Restabelecendo a verdade católica
No que diz respeito à Santíssima Eucaristia, mais do que o fato de que a matéria do sacramento faz com que ele seja repartível e comestível (palavra desagradável, mas que aqui eu uso apenas para descrever o significado imediato da manducação), a realidade do Sacramento é a Presença Real de Nosso Senhor Jesus Cristo, objetiva e independentemente da fé subjetiva de cada um. É a Ele, Segunda Pessoa da Santíssima Trindade, o Verbo Encarnado, que tributamos o culto de latria, de adoração. Por isso nos ajoelhamos, genufletimos, reverenciamos com toda a dignidade e com todo preito.
O conceito tomista de “transubstanciação” – que aos modernos cheira a aristotelismo ultrapassado, já que eles estão infectados do imanentismo kantiano – é apenas a terminologia técnica utilizada pela dogmática para garantir que não estamos comendo pão, mas comungando o próprio Senhor realmente, de tal modo que toda a substância do pão e do vinho se convertem na substância da Humanidade Santíssima de Cristo. É exatamente por isso que a então Congregação para Doutrina da Fé emitiu uma Declaração em 5 de fevereiro de 1972 esclarecendo que os fragmentos da Eucaristia devem ser devidamente respeitados e as normas para a purificação da patena e do cálice devem ser cuidadosamente seguidas (cf. De fragmentis Eucharisticis).

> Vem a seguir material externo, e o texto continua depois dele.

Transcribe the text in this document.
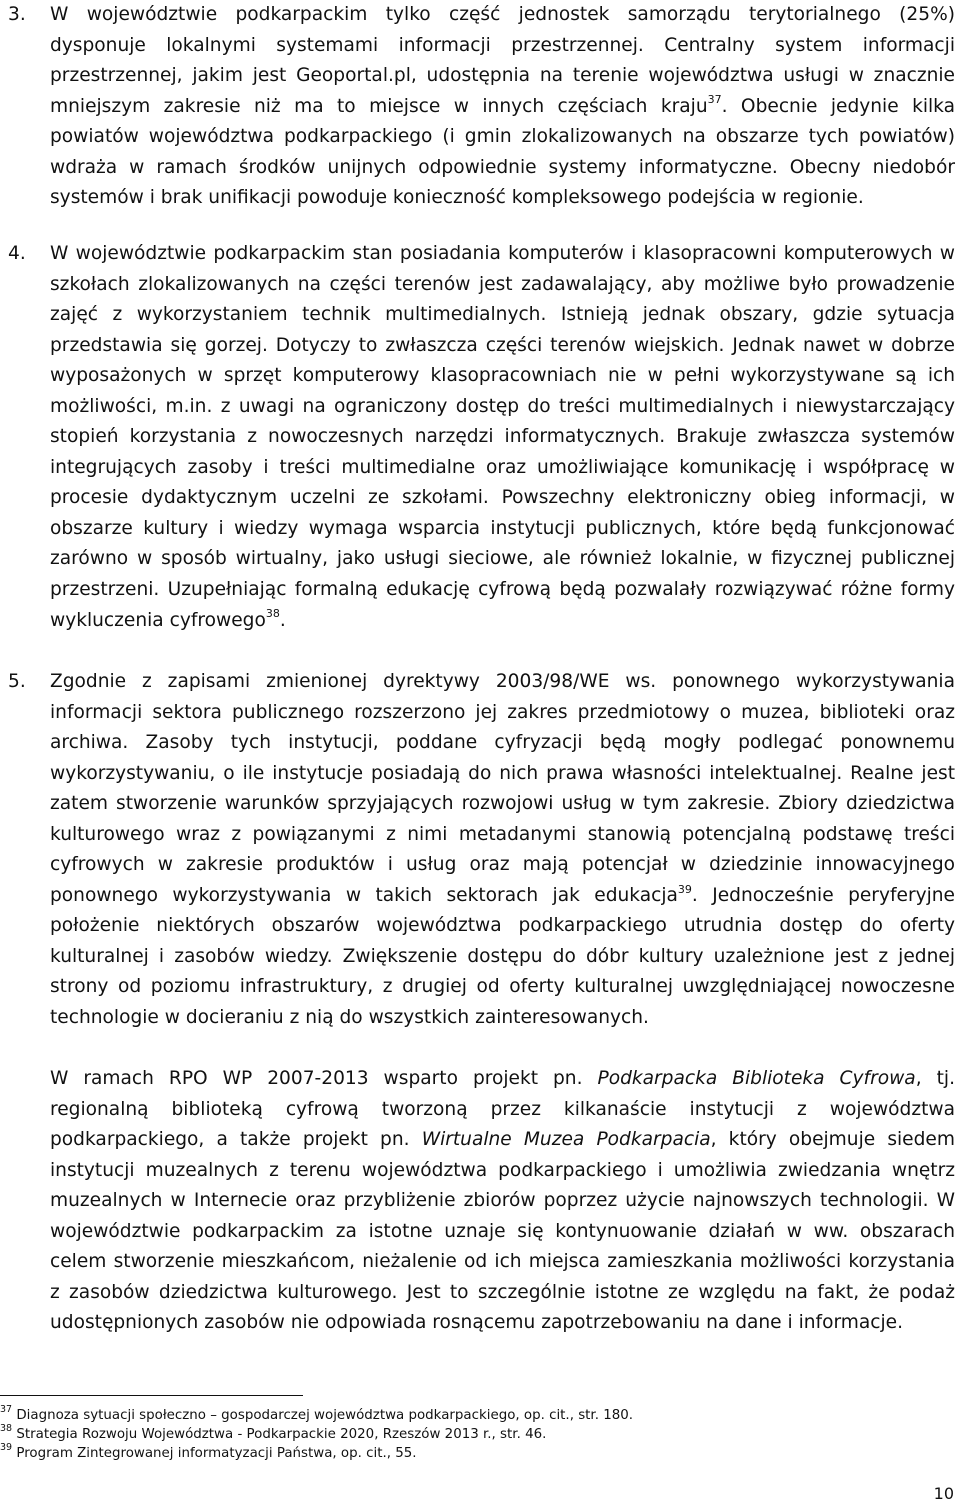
3. W województwie podkarpackim tylko część jednostek samorządu terytorialnego (25%) dysponuje lokalnymi systemami informacji przestrzennej. Centralny system informacji przestrzennej, jakim jest Geoportal.pl, udostępnia na terenie województwa usługi w znacznie mniejszym zakresie niż ma to miejsce w innych częściach kraju$^{37}$. Obecnie jedynie kilka powiatów województwa podkarpackiego (i gmin zlokalizowanych na obszarze tych powiatów) wdraża w ramach środków unijnych odpowiednie systemy informatyczne. Obecny niedobór systemów i brak unifikacji powoduje konieczność kompleksowego podejścia w regionie.

4. W województwie podkarpackim stan posiadania komputerów i klasopracowni komputerowych w szkołach zlokalizowanych na części terenów jest zadawalający, aby możliwe było prowadzenie zajęć z wykorzystaniem technik multimedialnych. Istnieją jednak obszary, gdzie sytuacja przedstawia się gorzej. Dotyczy to zwłaszcza części terenów wiejskich. Jednak nawet w dobrze wyposażonych w sprzęt komputerowy klasopracowniach nie w pełni wykorzystywane są ich możliwości, m.in. z uwagi na ograniczony dostęp do treści multimedialnych i niewystarczający stopień korzystania z nowoczesnych narzędzi informatycznych. Brakuje zwłaszcza systemów integrujących zasoby i treści multimedialne oraz umożliwiające komunikację i współpracę w procesie dydaktycznym uczelni ze szkołami. Powszechny elektroniczny obieg informacji, w obszarze kultury i wiedzy wymaga wsparcia instytucji publicznych, które będą funkcjonować zarówno w sposób wirtualny, jako usługi sieciowe, ale również lokalnie, w fizycznej publicznej przestrzeni. Uzupełniając formalną edukację cyfrową będą pozwalały rozwiązywać różne formy wykluczenia cyfrowego$^{38}$.

5. Zgodnie z zapisami zmienionej dyrektywy 2003/98/WE ws. ponownego wykorzystywania informacji sektora publicznego rozszerzono jej zakres przedmiotowy o muzea, biblioteki oraz archiwa. Zasoby tych instytucji, poddane cyfryzacji będą mogły podlegać ponownemu wykorzystywaniu, o ile instytucje posiadają do nich prawa własności intelektualnej. Realne jest zatem stworzenie warunków sprzyjających rozwojowi usług w tym zakresie. Zbiory dziedzictwa kulturowego wraz z powiązanymi z nimi metadanymi stanowią potencjalną podstawę treści cyfrowych w zakresie produktów i usług oraz mają potencjał w dziedzinie innowacyjnego ponownego wykorzystywania w takich sektorach jak edukacja$^{39}$. Jednocześnie peryferyjne położenie niektórych obszarów województwa podkarpackiego utrudnia dostęp do oferty kulturalnej i zasobów wiedzy. Zwiększenie dostępu do dóbr kultury uzależnione jest z jednej strony od poziomu infrastruktury, z drugiej od oferty kulturalnej uwzględniającej nowoczesne technologie w docieraniu z nią do wszystkich zainteresowanych.

W ramach RPO WP 2007-2013 wsparto projekt pn. Podkarpacka Biblioteka Cyfrowa, tj. regionalną biblioteką cyfrową tworzoną przez kilkanaście instytucji z województwa podkarpackiego, a także projekt pn. Wirtualne Muzea Podkarpacia, który obejmuje siedem instytucji muzealnych z terenu województwa podkarpackiego i umożliwia zwiedzania wnętrz muzealnych w Internecie oraz przybliżenie zbiorów poprzez użycie najnowszych technologii. W województwie podkarpackim za istotne uznaje się kontynuowanie działań w ww. obszarach celem stworzenie mieszkańcom, nieżalenie od ich miejsca zamieszkania możliwości korzystania z zasobów dziedzictwa kulturowego. Jest to szczególnie istotne ze względu na fakt, że podaż udostępnionych zasobów nie odpowiada rosnącemu zapotrzebowaniu na dane i informacje.

$^{37}$ Diagnoza sytuacji społeczno – gospodarczej województwa podkarpackiego, op. cit., str. 180.
$^{38}$ Strategia Rozwoju Województwa - Podkarpackie 2020, Rzeszów 2013 r., str. 46.
$^{39}$ Program Zintegrowanej informatyzacji Państwa, op. cit., 55.
10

Pelo mesmo motivo, a Santa Sé advertiu: “ponha-se especial cuidado em que o comungante consuma imediatamente a hóstia, na frente do ministro, e ninguém se desloque (retorne) tendo na mão as espécies eucarísticas. Se existe perigo de profanação, não se distribua aos fiéis a Comunhão na mão. A bandeja para a Comunhão dos fiéis se deve manter, para evitar o perigo de que caia a hóstia sagrada ou algum fragmento” (Redemptionis Sacramentum, nn. 92-93).

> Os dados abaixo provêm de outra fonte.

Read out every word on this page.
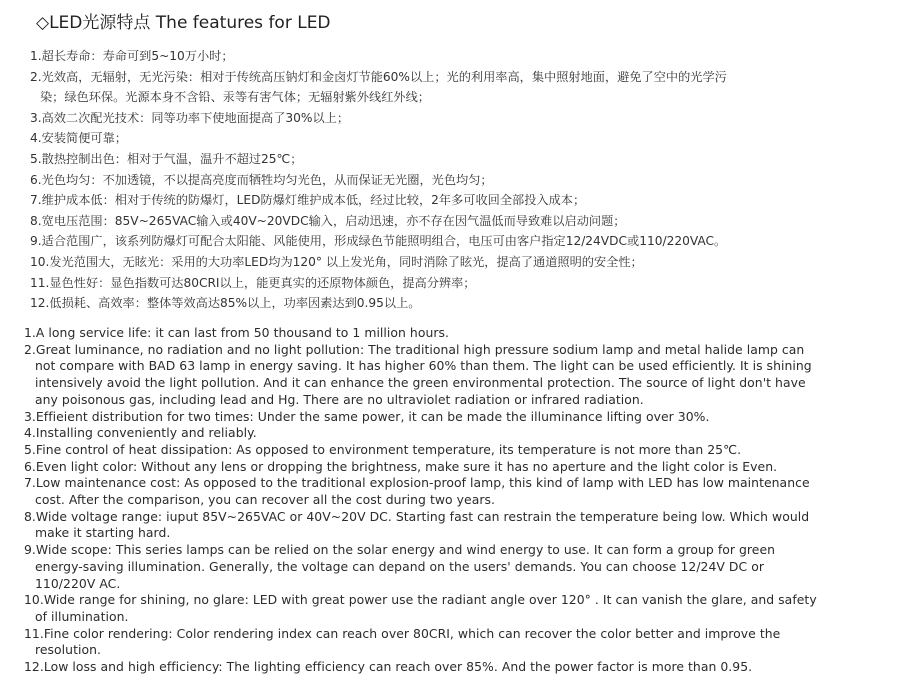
◇LED光源特点 The features for LED
1.超长寿命：寿命可到5~10万小时；
2.光效高，无辐射，无光污染：相对于传统高压钠灯和金卤灯节能60%以上；光的利用率高，集中照射地面，避免了空中的光学污
染；绿色环保。光源本身不含铅、汞等有害气体；无辐射紫外线红外线；
3.高效二次配光技术：同等功率下使地面提高了30%以上；
4.安装简便可靠；
5.散热控制出色：相对于气温，温升不超过25℃；
6.光色均匀：不加透镜，不以提高亮度而牺牲均匀光色，从而保证无光圈，光色均匀；
7.维护成本低：相对于传统的防爆灯，LED防爆灯维护成本低，经过比较，2年多可收回全部投入成本；
8.宽电压范围：85V~265VAC输入或40V~20VDC输入，启动迅速，亦不存在因气温低而导致难以启动问题；
9.适合范围广，该系列防爆灯可配合太阳能、风能使用，形成绿色节能照明组合，电压可由客户指定12/24VDC或110/220VAC。
10.发光范围大，无眩光：采用的大功率LED均为120° 以上发光角，同时消除了眩光，提高了通道照明的安全性；
11.显色性好：显色指数可达80CRI以上，能更真实的还原物体颜色，提高分辨率；
12.低损耗、高效率：整体等效高达85%以上，功率因素达到0.95以上。
1.A long service life: it can last from 50 thousand to 1 million hours.
2.Great luminance, no radiation and no light pollution: The traditional high pressure sodium lamp and metal halide lamp can not compare with BAD 63 lamp in energy saving. It has higher 60% than them. The light can be used efficiently. It is shining intensively avoid the light pollution. And it can enhance the green environmental protection. The source of light don't have any poisonous gas, including lead and Hg. There are no ultraviolet radiation or infrared radiation.
3.Effieient distribution for two times: Under the same power, it can be made the illuminance lifting over 30%.
4.Installing conveniently and reliably.
5.Fine control of heat dissipation: As opposed to environment temperature, its temperature is not more than 25℃.
6.Even light color: Without any lens or dropping the brightness, make sure it has no aperture and the light color is Even.
7.Low maintenance cost: As opposed to the traditional explosion-proof lamp, this kind of lamp with LED has low maintenance cost. After the comparison, you can recover all the cost during two years.
8.Wide voltage range: iuput 85V~265VAC or 40V~20V DC. Starting fast can restrain the temperature being low. Which would make it starting hard.
9.Wide scope: This series lamps can be relied on the solar energy and wind energy to use. It can form a group for green energy-saving illumination. Generally, the voltage can depand on the users' demands. You can choose 12/24V DC or 110/220V AC.
10.Wide range for shining, no glare: LED with great power use the radiant angle over 120° . It can vanish the glare, and safety of illumination.
11.Fine color rendering: Color rendering index can reach over 80CRI, which can recover the color better and improve the resolution.
12.Low loss and high efficiency: The lighting efficiency can reach over 85%. And the power factor is more than 0.95.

Quando concedeu a faculdade de dar a comunhão na mão, a Congregação para o Culto Divino esclareceu que “é mister tomar cuidado com os fragmentos, para que não se percam, e instruir o povo a seu respeito. É preciso, também, recomendar aos fiéis que tenham as mãos limpas” (Carta, 5 de março de 1975) e, no mesmo espírito, a Presidência da CNBB enviou uma nota explicativa a todos os bispos do Brasil dizendo que “cada comungante trate de verificar se não ficou na palma na mão ou entre os dedos alguma parcela de pão consagrado (em caso positivo, deve consumi-la)”.
Enfim, quando um fiel se sente incomodado de tomar a Comunhão nas mãos para que não se adira à palma dessas algum fragmento e prefere comungar na língua; ou quando se ajoelha, para manifestar a sua adoração de modo mais expressivo, a Igreja, em coerência com a sua doutrina, sempre lhe garantiu esse direito e, ademais, sempre assegurou ser esta a forma ordinária e habitual de se comungar. Contudo, quando tais princípios sacramentais são obscurecidos pelas ideologias teológicas acima mencionadas, que apregoam que a Eucaristia “não é para se adorar, mas para se comer”, chega a ser absurdo comungar de joelhos (quem é que come de joelhos?) e na boca (quem é que recebe comida na boca?). São sentimentos como estes, oriundos de uma longa história de desconstrução e reconstrução sobre outras bases, que norteiam o imaginário de muitos de nossos contemporâneos.